This study measured cadmium (Cd) and lead (Pb) in 21 edible mushroom species from the low-industry eastern region of Poland known as the Green Lungs, comparing 18 wild-harvested species from Podlaskie Province against 3 commercially cultivated species (Agaricus bisporus, Pleurotus ostreatus, Lentinus edodes).
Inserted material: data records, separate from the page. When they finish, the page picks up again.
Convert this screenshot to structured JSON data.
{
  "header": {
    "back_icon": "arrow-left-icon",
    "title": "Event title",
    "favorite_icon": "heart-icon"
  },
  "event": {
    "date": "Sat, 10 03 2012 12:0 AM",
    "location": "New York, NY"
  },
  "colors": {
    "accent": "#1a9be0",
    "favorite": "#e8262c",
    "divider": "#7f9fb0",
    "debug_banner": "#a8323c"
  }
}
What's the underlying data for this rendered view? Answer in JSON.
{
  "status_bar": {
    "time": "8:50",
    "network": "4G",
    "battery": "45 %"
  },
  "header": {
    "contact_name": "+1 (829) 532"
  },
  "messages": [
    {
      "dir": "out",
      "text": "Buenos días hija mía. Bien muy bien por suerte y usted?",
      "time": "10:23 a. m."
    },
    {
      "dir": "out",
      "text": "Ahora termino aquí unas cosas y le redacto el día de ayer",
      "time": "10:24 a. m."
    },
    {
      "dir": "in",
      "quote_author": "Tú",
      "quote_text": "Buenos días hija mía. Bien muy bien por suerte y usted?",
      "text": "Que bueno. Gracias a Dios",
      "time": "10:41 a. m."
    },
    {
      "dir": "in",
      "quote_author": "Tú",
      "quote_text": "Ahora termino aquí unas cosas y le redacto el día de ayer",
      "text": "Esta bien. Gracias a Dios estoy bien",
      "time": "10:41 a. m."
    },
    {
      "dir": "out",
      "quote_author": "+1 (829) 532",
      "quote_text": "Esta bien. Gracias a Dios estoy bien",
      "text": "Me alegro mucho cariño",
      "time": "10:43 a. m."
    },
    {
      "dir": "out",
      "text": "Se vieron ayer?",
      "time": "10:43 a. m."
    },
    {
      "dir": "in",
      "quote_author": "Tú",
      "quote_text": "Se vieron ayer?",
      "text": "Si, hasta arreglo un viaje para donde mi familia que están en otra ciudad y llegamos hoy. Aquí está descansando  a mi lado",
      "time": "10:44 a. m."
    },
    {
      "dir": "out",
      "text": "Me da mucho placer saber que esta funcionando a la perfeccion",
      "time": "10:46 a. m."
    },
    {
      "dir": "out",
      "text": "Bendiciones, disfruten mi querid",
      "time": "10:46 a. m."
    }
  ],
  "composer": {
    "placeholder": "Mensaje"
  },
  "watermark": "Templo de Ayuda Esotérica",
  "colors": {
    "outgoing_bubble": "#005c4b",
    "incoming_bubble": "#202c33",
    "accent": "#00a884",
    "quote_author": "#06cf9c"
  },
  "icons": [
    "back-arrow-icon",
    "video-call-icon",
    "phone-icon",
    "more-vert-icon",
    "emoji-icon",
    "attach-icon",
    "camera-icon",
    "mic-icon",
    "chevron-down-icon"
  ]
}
Wild mushrooms exhibited wide interspecies variability for Cd (0.10–10.20 µg/g dry mass) while Pb concentrations were generally low; two wild species (Rozites caperatus and Boletus chrysenteron) accumulated Cd at levels whose intake from a single 100 g fresh-weight serving could marginally exceed the provisional tolerable monthly intake (PTMI) established by FAO/WHO JECFA for cadmium. Cultivated mushrooms carried markedly lower heavy-metal burdens than most wild species, particularly for Pb.

Key numbers

Concentrations expressed as µg/g dry mass (DM) and µg/g fresh mass (FM); n = 3 specimens per species. All values mean ± SD per Table 1 (wild) and Table 2 (cultivated).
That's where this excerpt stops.